Syracuse senior confronts inherited trauma through painting

SU senior confronts inherited trauma through painting

Leito Navarrete shares his artistic process and inspiration for his new series of drawings and paintings.
Published: December 17, 2020

A soft hum of music emanates from one side of a circular studio overlooking Syracuse University’s quad. Huge canvasses are strewn around next to tables filled with old pictures, books and napkins caked with paint. A late afternoon golden light streams in from the tall windows. Leito Navarrete moves back and forth from a makeshift pallet where he mixes colors to a canvass where he paints a group of children.

A senior at Syracuse University studying studio arts, Navarrete spends many afternoons just like this: quietly painting his senior thesis as the sun dips behind the Carrier Dome. In doing so he is confronting a personal topic: inheritance of generational trauma and religious dogmas.

Having grown up a gay man in a deeply religious Christian family, Navarrete pours his own experience struggling with religion into the subjects he paints.

“I think one of the things that he embodies is courage,” SU studio arts associate professor Susan D’Amato said. “He is delving into areas in his own experience and also human experience that requires a kind of commitment and courage, and I respect that about him.”

D’Amato attended a student exhibition in 2018 and found herself drawn to one set of drawings by Navarrete, then a recent transfer to SU. She could trace the marks on the piece, and she was impressed by the integration of form and space.

“You don’t normally see that quality in a student so young,” said D’Amato, who wanted to know more about the artist.

“You really need to meet Leito,” D’Amato remembers one of her colleagues telling her that night.

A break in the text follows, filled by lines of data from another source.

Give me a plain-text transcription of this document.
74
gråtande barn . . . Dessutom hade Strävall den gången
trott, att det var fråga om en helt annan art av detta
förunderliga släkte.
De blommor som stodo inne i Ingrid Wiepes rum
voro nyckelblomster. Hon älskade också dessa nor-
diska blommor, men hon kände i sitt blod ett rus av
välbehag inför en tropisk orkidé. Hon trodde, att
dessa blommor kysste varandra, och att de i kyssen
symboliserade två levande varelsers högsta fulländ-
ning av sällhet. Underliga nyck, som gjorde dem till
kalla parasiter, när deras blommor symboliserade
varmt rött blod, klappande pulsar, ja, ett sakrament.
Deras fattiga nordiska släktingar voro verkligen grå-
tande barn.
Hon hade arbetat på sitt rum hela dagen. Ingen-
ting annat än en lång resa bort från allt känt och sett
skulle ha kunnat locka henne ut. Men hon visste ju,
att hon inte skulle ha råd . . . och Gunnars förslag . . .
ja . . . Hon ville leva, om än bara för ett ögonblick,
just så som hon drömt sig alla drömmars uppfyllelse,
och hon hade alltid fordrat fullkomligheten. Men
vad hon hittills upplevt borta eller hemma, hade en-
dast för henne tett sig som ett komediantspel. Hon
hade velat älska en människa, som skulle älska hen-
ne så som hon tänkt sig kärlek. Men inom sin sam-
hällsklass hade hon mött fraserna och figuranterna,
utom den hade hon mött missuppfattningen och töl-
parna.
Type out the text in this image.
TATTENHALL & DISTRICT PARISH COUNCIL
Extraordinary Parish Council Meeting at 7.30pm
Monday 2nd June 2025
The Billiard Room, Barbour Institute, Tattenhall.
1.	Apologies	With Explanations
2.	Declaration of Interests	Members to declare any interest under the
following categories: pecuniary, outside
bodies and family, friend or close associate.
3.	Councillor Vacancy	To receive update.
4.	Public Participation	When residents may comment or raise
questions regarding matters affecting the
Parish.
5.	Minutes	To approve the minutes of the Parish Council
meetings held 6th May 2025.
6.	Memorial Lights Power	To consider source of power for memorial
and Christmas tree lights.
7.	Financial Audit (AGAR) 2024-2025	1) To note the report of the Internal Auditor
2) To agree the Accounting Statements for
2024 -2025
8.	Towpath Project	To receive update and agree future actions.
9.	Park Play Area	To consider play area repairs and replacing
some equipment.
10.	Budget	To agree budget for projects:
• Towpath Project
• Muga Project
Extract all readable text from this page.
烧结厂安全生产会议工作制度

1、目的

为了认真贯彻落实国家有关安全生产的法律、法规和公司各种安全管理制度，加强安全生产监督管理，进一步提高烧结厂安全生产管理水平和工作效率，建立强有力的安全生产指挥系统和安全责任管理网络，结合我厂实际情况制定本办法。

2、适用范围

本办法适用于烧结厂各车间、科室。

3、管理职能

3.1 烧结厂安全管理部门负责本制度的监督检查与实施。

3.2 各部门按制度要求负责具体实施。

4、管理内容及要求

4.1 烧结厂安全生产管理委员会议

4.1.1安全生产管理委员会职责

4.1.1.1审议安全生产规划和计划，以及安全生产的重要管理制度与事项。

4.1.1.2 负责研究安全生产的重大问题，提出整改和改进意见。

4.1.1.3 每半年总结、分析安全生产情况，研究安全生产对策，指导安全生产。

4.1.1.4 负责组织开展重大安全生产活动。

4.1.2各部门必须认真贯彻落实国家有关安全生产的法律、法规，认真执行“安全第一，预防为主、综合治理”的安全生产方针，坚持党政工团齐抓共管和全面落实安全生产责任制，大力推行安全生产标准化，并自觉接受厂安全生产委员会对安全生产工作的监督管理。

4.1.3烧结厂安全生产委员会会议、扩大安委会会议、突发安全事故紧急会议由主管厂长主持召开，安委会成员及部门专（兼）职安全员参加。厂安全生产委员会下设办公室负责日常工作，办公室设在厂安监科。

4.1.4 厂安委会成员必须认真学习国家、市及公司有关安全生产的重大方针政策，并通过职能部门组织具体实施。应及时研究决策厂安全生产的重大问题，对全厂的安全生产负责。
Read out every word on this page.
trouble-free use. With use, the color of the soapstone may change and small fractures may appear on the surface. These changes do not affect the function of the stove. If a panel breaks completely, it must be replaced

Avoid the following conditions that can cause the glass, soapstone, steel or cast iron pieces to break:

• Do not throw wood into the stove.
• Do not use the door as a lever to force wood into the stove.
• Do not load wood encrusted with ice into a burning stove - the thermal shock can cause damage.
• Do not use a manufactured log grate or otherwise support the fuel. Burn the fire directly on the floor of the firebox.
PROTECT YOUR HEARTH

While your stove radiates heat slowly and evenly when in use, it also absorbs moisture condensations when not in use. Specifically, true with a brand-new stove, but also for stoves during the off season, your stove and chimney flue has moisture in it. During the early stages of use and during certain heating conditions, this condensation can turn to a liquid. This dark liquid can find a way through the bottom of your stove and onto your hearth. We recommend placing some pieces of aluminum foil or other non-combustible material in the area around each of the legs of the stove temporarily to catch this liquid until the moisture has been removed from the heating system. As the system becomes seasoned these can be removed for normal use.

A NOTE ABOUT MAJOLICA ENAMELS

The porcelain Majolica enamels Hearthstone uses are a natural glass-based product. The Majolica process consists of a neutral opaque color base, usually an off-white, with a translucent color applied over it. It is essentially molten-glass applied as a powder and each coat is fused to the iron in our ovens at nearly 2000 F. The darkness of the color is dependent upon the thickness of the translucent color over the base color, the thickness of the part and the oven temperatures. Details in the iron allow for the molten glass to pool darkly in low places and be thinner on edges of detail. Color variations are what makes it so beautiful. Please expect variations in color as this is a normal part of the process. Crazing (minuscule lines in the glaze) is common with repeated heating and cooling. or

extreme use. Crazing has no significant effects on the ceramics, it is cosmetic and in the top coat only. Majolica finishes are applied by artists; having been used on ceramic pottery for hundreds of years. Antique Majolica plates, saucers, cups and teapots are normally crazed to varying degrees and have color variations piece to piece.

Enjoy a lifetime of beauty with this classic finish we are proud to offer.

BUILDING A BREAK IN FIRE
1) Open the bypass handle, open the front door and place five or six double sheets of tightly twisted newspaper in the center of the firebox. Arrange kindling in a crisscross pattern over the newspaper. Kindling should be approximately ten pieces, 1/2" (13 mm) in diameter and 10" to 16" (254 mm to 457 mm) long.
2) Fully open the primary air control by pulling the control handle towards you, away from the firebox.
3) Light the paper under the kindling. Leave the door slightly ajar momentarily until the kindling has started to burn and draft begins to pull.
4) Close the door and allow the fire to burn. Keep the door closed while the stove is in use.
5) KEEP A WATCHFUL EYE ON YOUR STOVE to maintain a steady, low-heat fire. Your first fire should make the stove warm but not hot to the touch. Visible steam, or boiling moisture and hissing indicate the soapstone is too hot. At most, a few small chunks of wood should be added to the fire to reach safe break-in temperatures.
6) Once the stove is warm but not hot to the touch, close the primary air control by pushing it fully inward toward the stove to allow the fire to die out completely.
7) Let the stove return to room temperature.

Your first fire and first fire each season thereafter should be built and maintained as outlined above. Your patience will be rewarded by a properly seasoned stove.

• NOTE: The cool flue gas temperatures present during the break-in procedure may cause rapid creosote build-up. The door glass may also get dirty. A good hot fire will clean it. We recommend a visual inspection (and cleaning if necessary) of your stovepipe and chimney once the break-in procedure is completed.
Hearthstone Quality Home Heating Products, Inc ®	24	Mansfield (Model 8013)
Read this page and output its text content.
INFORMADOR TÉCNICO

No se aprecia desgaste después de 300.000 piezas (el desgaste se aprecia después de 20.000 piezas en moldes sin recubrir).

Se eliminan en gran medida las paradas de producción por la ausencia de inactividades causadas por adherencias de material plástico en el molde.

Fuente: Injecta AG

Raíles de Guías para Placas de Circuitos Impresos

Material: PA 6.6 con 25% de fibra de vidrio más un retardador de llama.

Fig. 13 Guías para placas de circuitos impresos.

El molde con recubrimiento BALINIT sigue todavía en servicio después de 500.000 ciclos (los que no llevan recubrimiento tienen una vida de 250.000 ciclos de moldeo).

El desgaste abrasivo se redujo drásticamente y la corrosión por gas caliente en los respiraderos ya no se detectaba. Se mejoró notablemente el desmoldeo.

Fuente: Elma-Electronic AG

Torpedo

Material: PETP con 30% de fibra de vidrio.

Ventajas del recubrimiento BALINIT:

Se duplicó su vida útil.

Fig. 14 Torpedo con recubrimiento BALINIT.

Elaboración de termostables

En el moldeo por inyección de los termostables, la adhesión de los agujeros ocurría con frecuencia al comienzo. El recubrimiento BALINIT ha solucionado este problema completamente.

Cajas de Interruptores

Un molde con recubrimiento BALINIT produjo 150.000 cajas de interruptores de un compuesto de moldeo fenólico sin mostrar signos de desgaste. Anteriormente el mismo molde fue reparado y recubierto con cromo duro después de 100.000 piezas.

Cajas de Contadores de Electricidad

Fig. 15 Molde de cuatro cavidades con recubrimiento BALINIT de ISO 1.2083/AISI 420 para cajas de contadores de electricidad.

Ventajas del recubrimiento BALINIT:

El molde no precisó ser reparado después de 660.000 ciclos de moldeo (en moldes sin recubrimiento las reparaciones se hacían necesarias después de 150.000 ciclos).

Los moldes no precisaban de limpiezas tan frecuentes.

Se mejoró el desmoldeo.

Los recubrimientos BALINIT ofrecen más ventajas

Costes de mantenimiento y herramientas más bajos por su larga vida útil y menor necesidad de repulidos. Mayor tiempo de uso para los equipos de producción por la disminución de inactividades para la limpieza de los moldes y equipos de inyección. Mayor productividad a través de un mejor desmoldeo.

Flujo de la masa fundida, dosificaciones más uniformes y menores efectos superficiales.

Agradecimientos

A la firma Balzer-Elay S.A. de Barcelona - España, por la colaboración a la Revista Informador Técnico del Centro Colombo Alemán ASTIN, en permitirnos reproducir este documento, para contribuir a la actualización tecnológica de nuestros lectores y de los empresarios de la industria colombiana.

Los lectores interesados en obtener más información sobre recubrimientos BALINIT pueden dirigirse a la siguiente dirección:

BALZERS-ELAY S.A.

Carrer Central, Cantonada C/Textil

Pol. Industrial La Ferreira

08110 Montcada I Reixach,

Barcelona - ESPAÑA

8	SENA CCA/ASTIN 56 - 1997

D’Amato is now one of the professors offering guidance and feedback to Navarrete as he works on his Senior thesis. She said he has made incredible strides, and has spent time experimenting, researching and reflecting on what’s important to him.

Navarrete bases his work on old photographs of him and his family. He looks through archival materials for inspiration and proceeds to draw figures in charcoal. The figures that emerge are abstracted versions of real people, representing a removal from his own childhood traumas related to his sexuality.

“It’s really like a self-portrait, this thesis,” says Navarrete, “Because I am using figures that are not of my own body, they are other people, but I see myself invested in these figures too.”